Nun fühlen sich sowohl die Befürworter wie die Gegner der Übergewinnsteuer bestätigt: Die Unterstützer bemängeln, dass die Steuer viel zu spät und nur kurze Zeit erhoben wur­de und dass sie handwerklich fehlerhaft ausgestaltet war. Die Gegner bekräftigten Ihre Zweifel am Sinn und an der Wirkung der Maßnahme. Unstrittig bleibt jedoch, dass bei einer anderen Bemessungsgrundlage, einem höheren Abschöpfungssatz und einer frühe­ren und längeren Laufzeit weitaus höhere Steuereinnahmen hätten erzielt werden kön­nen.

Laut EU sind Über- oder Zufallsgewinne „Gewinne, die nicht auf direkte und geplante Maßnahmen eines Unternehmens zurückzuführen sind, sondern auf unvorhergesehene externe Veränderungen der Marktbedingungen, die zum Zeitpunkt der ursprünglichen In­vestitionsentscheidung nicht vorhersehbar waren.“ Eine Übergewinnsteuer soll dann jene Gewinne von Unternehmen abschöpfen, die über einen (im Steuergesetz) definierten „Normalgewinn“ hinausgehen. Gemeint ist also nicht der Restgewinn, der nach Abzug der Kapitalkosten bleibt, sondern ein zusätzlicher Gewinn, der den Unternehmen durch exter­ne Ereignisse (Krieg, Inflation, Anstieg des Ölpreises) zufließt. Daher auch die Bezeich­nungen „Marktlagengewinn“ oder „Windfall Profit“.

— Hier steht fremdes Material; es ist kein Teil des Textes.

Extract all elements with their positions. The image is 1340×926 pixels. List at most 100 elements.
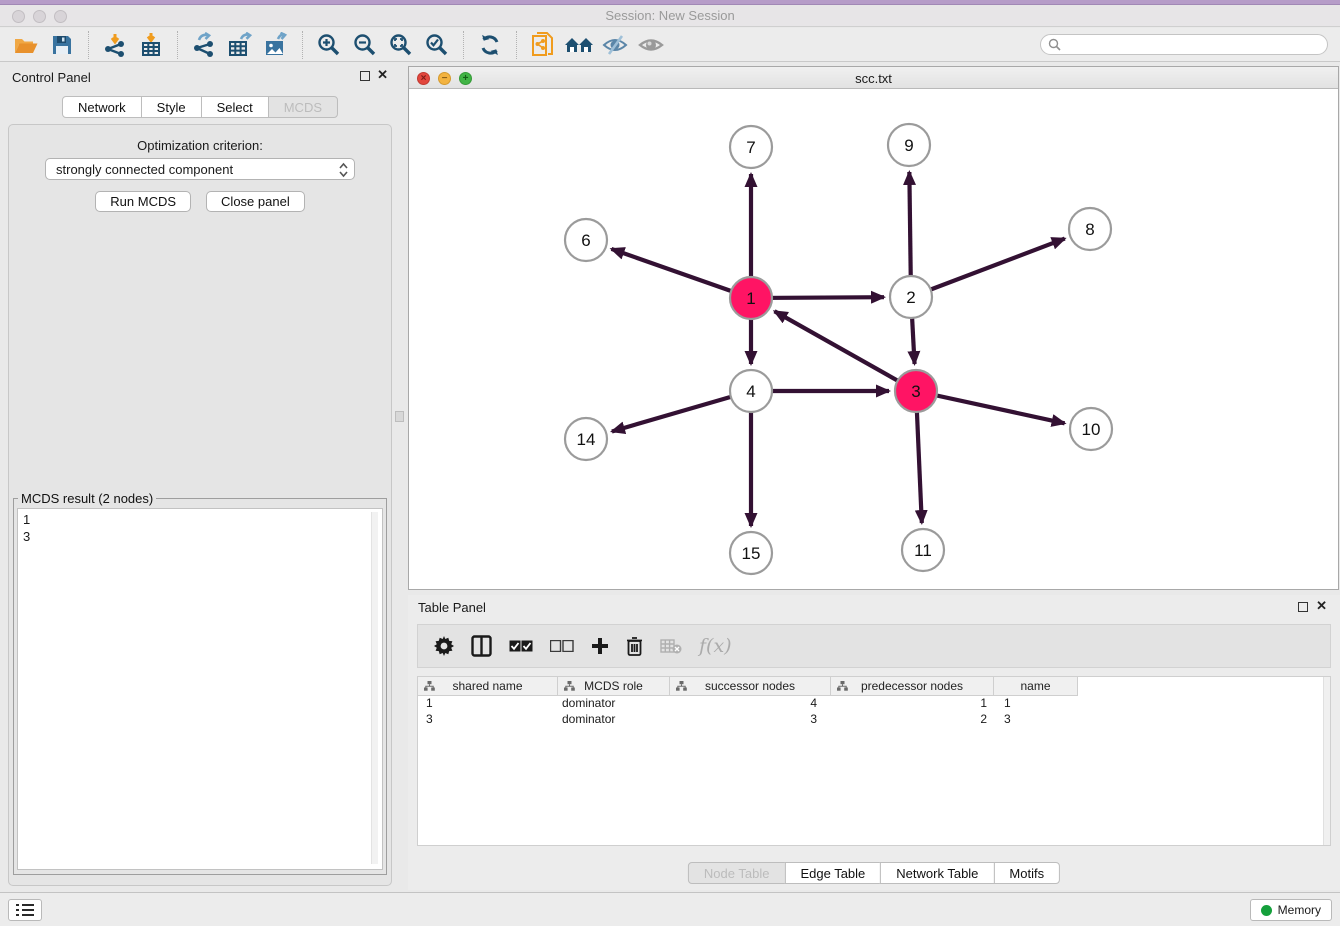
tab-motifs[interactable]: Motifs [993,862,1060,884]
open-folder-icon[interactable] [8,30,44,60]
mcds-result-group: MCDS result (2 nodes) 1 3 [13,491,387,875]
delete-column-trash-icon[interactable] [626,636,643,656]
toolbar-separator [88,31,89,59]
select-all-columns-icon[interactable] [509,640,533,652]
column-label: predecessor nodes [861,679,963,693]
tab-network-table[interactable]: Network Table [880,862,994,884]
graph-node-4[interactable]: 4 [730,370,772,412]
table-cell[interactable]: 2 [831,712,994,728]
graph-node-15[interactable]: 15 [730,532,772,574]
graph-node-9[interactable]: 9 [888,124,930,166]
tab-node-table[interactable]: Node Table [688,862,786,884]
float-panel-icon[interactable] [360,71,370,81]
table-toolbar: f(x) [417,624,1331,668]
column-header-successor-nodes[interactable]: successor nodes [670,677,831,696]
home-layout-icon[interactable] [561,30,597,60]
table-cell[interactable]: 3 [994,712,1078,728]
column-header-predecessor-nodes[interactable]: predecessor nodes [831,677,994,696]
edge-3-to-1[interactable] [775,311,916,391]
table-cell[interactable]: dominator [558,696,670,712]
table-cell[interactable]: dominator [558,712,670,728]
table-cell[interactable]: 1 [418,696,558,712]
graph-node-14[interactable]: 14 [565,418,607,460]
table-settings-gear-icon[interactable] [434,636,454,656]
tab-mcds[interactable]: MCDS [268,96,338,118]
graph-node-7[interactable]: 7 [730,126,772,168]
table-cell[interactable]: 1 [831,696,994,712]
criterion-select[interactable]: strongly connected component [45,158,355,180]
edge-3-to-10[interactable] [916,391,1065,423]
node-label: 7 [746,138,755,157]
network-window-titlebar[interactable]: × − + scc.txt [409,67,1338,89]
zoom-in-icon[interactable] [311,30,347,60]
table-cell[interactable]: 3 [670,712,831,728]
optimization-criterion-label: Optimization criterion: [9,138,391,153]
graph-node-6[interactable]: 6 [565,219,607,261]
node-label: 10 [1082,420,1101,439]
attribute-tree-icon [564,681,575,691]
close-panel-icon[interactable]: ✕ [1316,599,1327,613]
edge-2-to-8[interactable] [911,239,1065,297]
tab-select[interactable]: Select [201,96,269,118]
tab-network[interactable]: Network [62,96,142,118]
deselect-all-columns-icon[interactable] [550,640,574,652]
import-table-icon[interactable] [133,30,169,60]
app-titlebar: Session: New Session [0,5,1340,27]
graph-node-11[interactable]: 11 [902,529,944,571]
memory-button[interactable]: Memory [1250,899,1332,921]
graph-node-3[interactable]: 3 [895,370,937,412]
control-panel-tabs: NetworkStyleSelectMCDS [62,96,338,118]
splitter-grip[interactable] [395,411,404,422]
network-canvas[interactable]: 7 9 6 8 1 2 4 3 14 10 15 11 [410,90,1337,588]
task-history-button[interactable] [8,899,42,921]
zoom-fit-icon[interactable] [383,30,419,60]
column-header-MCDS-role[interactable]: MCDS role [558,677,670,696]
result-scrollbar[interactable] [371,512,378,864]
control-panel: Control Panel ✕ NetworkStyleSelectMCDS O… [0,62,400,892]
show-eye-icon[interactable] [633,30,669,60]
save-icon[interactable] [44,30,80,60]
node-label: 14 [577,430,596,449]
column-header-name[interactable]: name [994,677,1078,696]
tab-edge-table[interactable]: Edge Table [784,862,881,884]
float-panel-icon[interactable] [1298,602,1308,612]
delete-table-icon[interactable] [660,638,682,654]
table-scrollbar[interactable] [1323,677,1330,845]
graph-node-1[interactable]: 1 [730,277,772,319]
attribute-tree-icon [837,681,848,691]
close-panel-icon[interactable]: ✕ [377,68,388,82]
column-header-shared-name[interactable]: shared name [418,677,558,696]
mcds-result-text[interactable]: 1 3 [17,508,383,870]
table-cell[interactable]: 4 [670,696,831,712]
column-label: MCDS role [584,679,643,693]
graph-node-2[interactable]: 2 [890,276,932,318]
node-label: 3 [911,382,920,401]
table-cell[interactable]: 3 [418,712,558,728]
hide-eye-icon[interactable] [597,30,633,60]
zoom-selected-icon[interactable] [419,30,455,60]
tab-style[interactable]: Style [141,96,202,118]
node-label: 8 [1085,220,1094,239]
edge-1-to-6[interactable] [611,249,751,298]
zoom-out-icon[interactable] [347,30,383,60]
export-table-icon[interactable] [222,30,258,60]
search-input[interactable] [1066,38,1316,52]
search-field[interactable] [1040,34,1328,55]
show-columns-icon[interactable] [471,635,492,657]
close-panel-button[interactable]: Close panel [206,191,305,212]
export-image-icon[interactable] [258,30,294,60]
table-tabs: Node TableEdge TableNetwork TableMotifs [688,862,1060,884]
table-row[interactable]: 3dominator323 [418,712,1330,728]
graph-node-8[interactable]: 8 [1069,208,1111,250]
import-network-icon[interactable] [97,30,133,60]
mcds-tab-content: Optimization criterion: strongly connect… [8,124,392,886]
run-mcds-button[interactable]: Run MCDS [95,191,191,212]
table-cell[interactable]: 1 [994,696,1078,712]
clone-network-icon[interactable] [525,30,561,60]
graph-node-10[interactable]: 10 [1070,408,1112,450]
create-column-plus-icon[interactable] [591,637,609,655]
refresh-icon[interactable] [472,30,508,60]
export-network-icon[interactable] [186,30,222,60]
table-row[interactable]: 1dominator411 [418,696,1330,712]
function-builder-icon[interactable]: f(x) [699,635,732,657]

Übergewinnsteuern sind keine neuartige Erfindung. Sie werden bzw. wurden schon häufi­ger in Krisenzeiten zeitlich begrenzt erhoben. Großbritannien wendete sie im Ersten Welt­krieg mit Steuersätze von 50-80% und im Zweiten Weltkrieg mit 60% an. Die USA erho­ben während der Weltwirtschaftskrise 20-80% und im Zweiten Weltkrieg bis zu 95%. Frankreich praktizierte im Ersten Weltkrieg eine Übergewinnsteuer von 50-80%. Einbezo­gen waren zumeist fast alle Unternehmen, nicht nur einzelne Branchen. Zur Steuerbemes­sung diente der Vergleich mit Normalgewinnen in Friedenszeiten. In Deutschland gab es zeitweise eine Hauszinssteuer auf Mehrerträge, die Immobilienbesitzer während der Hy­perinflation 1923 erzielten.

In der Krisensituation 2022 haben Spanien, die Tschechei,  Großbritannien, Griechenland, Italien, Rumänien und andere Staaten eine Übergewinnsteuer auf Erträge aus dem Ener­giegeschäft eingeführt. Slowenien und Ungarn erhoben Sondersteuern in anderen Bran­chen bzw. aus anderen Gründen.

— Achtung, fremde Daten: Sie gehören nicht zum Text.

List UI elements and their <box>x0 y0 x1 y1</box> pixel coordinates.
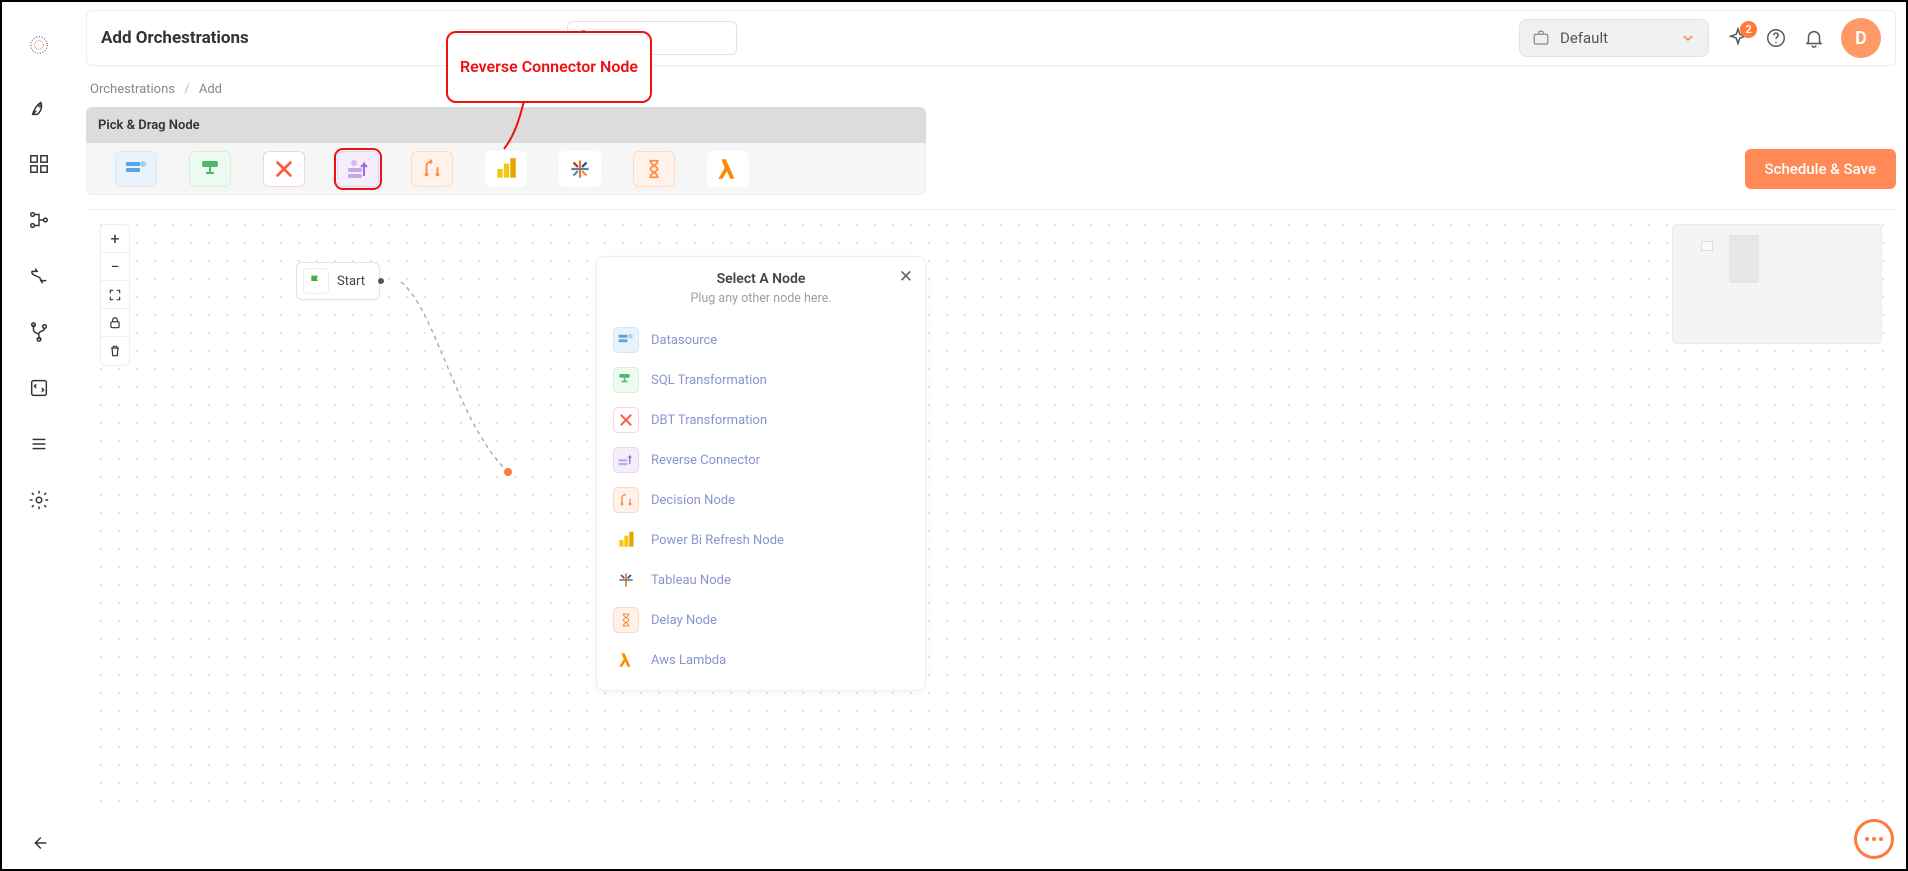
node-picker: Select A Node Plug any other node here. … <box>596 256 926 691</box>
reverse-connector-icon <box>613 447 639 473</box>
breadcrumb-current: Add <box>199 82 222 97</box>
sql-node-tile[interactable] <box>189 151 231 187</box>
content: Orchestrations / Add Pick & Drag Node <box>76 66 1906 869</box>
chevron-down-icon <box>1680 30 1696 46</box>
schedule-save-button[interactable]: Schedule & Save <box>1745 149 1896 189</box>
canvas-tools: + − <box>100 224 130 366</box>
minimap[interactable] <box>1672 224 1882 344</box>
picker-item-tableau[interactable]: Tableau Node <box>605 560 917 600</box>
sql-icon <box>613 367 639 393</box>
picker-item-sql[interactable]: SQL Transformation <box>605 360 917 400</box>
picker-item-powerbi[interactable]: Power Bi Refresh Node <box>605 520 917 560</box>
user-avatar[interactable]: D <box>1841 18 1881 58</box>
tableau-node-tile[interactable] <box>559 151 601 187</box>
transform-icon[interactable] <box>27 264 51 288</box>
picker-item-lambda[interactable]: Aws Lambda <box>605 640 917 680</box>
picker-item-datasource[interactable]: Datasource <box>605 320 917 360</box>
lock-button[interactable] <box>101 309 129 337</box>
delay-node-tile[interactable] <box>633 151 675 187</box>
reverse-connector-node-tile[interactable] <box>337 151 379 187</box>
start-node-port[interactable] <box>378 278 384 284</box>
help-icon[interactable] <box>1765 27 1787 49</box>
main: Add Orchestrations Default 2 <box>76 2 1906 869</box>
left-rail <box>2 2 76 869</box>
start-node[interactable]: Start <box>296 262 380 300</box>
notif-badge: 2 <box>1740 21 1757 38</box>
annotation-callout-tail <box>494 101 534 151</box>
powerbi-icon <box>613 527 639 553</box>
picker-item-decision[interactable]: Decision Node <box>605 480 917 520</box>
datasource-node-tile[interactable] <box>115 151 157 187</box>
topbar: Add Orchestrations Default 2 <box>86 10 1896 66</box>
decision-node-tile[interactable] <box>411 151 453 187</box>
annotation-callout: Reverse Connector Node <box>446 31 652 103</box>
workspace-select[interactable]: Default <box>1519 19 1709 57</box>
list-icon[interactable] <box>27 432 51 456</box>
delete-button[interactable] <box>101 337 129 365</box>
flow-icon[interactable] <box>27 208 51 232</box>
breadcrumb: Orchestrations / Add <box>86 76 1896 107</box>
decision-icon <box>613 487 639 513</box>
dashboard-icon[interactable] <box>27 152 51 176</box>
lambda-node-tile[interactable] <box>707 151 749 187</box>
bell-icon[interactable] <box>1803 27 1825 49</box>
fullscreen-button[interactable] <box>101 281 129 309</box>
picker-item-delay[interactable]: Delay Node <box>605 600 917 640</box>
settings-icon[interactable] <box>27 488 51 512</box>
branch-icon[interactable] <box>27 320 51 344</box>
top-icons: 2 D <box>1727 18 1881 58</box>
breadcrumb-root[interactable]: Orchestrations <box>90 82 175 97</box>
tableau-icon <box>613 567 639 593</box>
picker-item-reverse[interactable]: Reverse Connector <box>605 440 917 480</box>
powerbi-node-tile[interactable] <box>485 151 527 187</box>
app-logo[interactable] <box>20 26 58 64</box>
canvas[interactable]: + − Start Sele <box>86 209 1896 809</box>
picker-title: Select A Node <box>611 271 911 287</box>
dbt-node-tile[interactable] <box>263 151 305 187</box>
picker-close-button[interactable]: ✕ <box>899 267 913 287</box>
ai-sparkle-icon[interactable]: 2 <box>1727 27 1749 49</box>
sync-icon[interactable] <box>27 376 51 400</box>
chat-widget[interactable] <box>1854 819 1894 859</box>
zoom-out-button[interactable]: − <box>101 253 129 281</box>
briefcase-icon <box>1532 29 1550 47</box>
page-title: Add Orchestrations <box>101 28 249 48</box>
collapse-icon[interactable] <box>27 831 51 855</box>
flag-icon <box>303 268 329 294</box>
workspace-label: Default <box>1560 29 1608 47</box>
delay-icon <box>613 607 639 633</box>
datasource-icon <box>613 327 639 353</box>
picker-subtitle: Plug any other node here. <box>611 291 911 306</box>
picker-item-dbt[interactable]: DBT Transformation <box>605 400 917 440</box>
rocket-icon[interactable] <box>27 96 51 120</box>
zoom-in-button[interactable]: + <box>101 225 129 253</box>
lambda-icon <box>613 647 639 673</box>
start-node-label: Start <box>337 274 365 289</box>
dbt-icon <box>613 407 639 433</box>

Im März 2022 erlaubte die EU den Mitgliedstaaten ausdrücklich, bis Ende Juni 2022 eine Besteuerung „übermäßiger Erlöse aus der Stromerzeugung“ vorzunehmen. Die EU-Ver­ordnung über „Notfallmaßnahmen als Reaktion auf die hohen Energiepreise“ vom Okto­ber 2022 sieht für fossile Energieunternehmen für 2022 und 2023 eine befristete obligatori­sche Abgabe mit einem Steuersatz von mindestens 33% auf jeden Gewinn vor, der den Durchschnittsgewinn um mindestens 20% übersteigt.  Die Steuereinnahmen sollen an die Strom-Endverbraucher verteilt werden.

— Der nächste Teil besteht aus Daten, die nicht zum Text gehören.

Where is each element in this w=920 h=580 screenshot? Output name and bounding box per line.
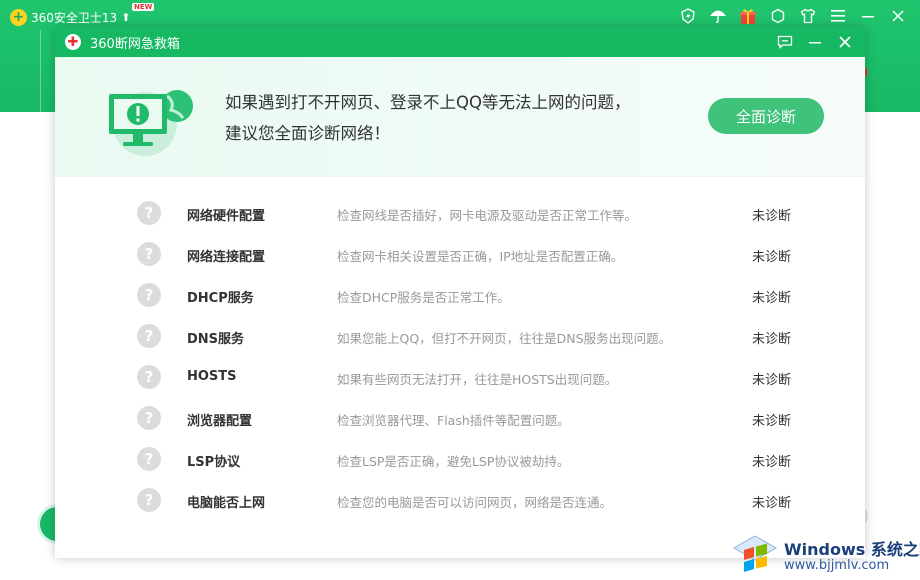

Die Ziele der Verordnung sind anspruchsvoll: Sie will gleichzeitig die Belastungen für ge­fährdete Haushalte und Unternehmen verringern, die Inflation eindämmen, die Energiesi­cherheit aufrechterhalten und die Nutzung von erneuerbaren Energien fördern. Das Ein­greifen der EU soll negative Auswirkungen auf den europäischen Energiemarkt durch un­koordinierte nationale Maßnahmen verhindern.

Die EU rechnete mit Einnahmen von rund 20 Mrd. €. Steuerpflichtig sind – unabhängig von ihrer Rechtsform –  jene gewerblichen Unternehmen, die zumindest 75% ihres Umsat­zes aus wirtschaftlicher Betätigung in den Sektoren  Erdöl- und Erdgasförderung, Kohle, Koks und Erdölraffination erzielen. Allerdings ist nicht auszuschließen, dass manche Unternehmen ihre Umsätze oder Gewinne in andere Sparten verlagern und sich (teilweise) der Steuer entziehen. Die Umsetzung der Verordnung durch die einzelnen Mit­gliedstaaten ist nicht einheitlich. So gelten mancherorts unterschiedliche Obergrenzen, je nachdem, welche Technologie angewendet wird. Teilweise wird – wie in Deutschland – der Mindeststeuersatz von 33% erhoben teils geht es bis zu 7 % wie in Irland.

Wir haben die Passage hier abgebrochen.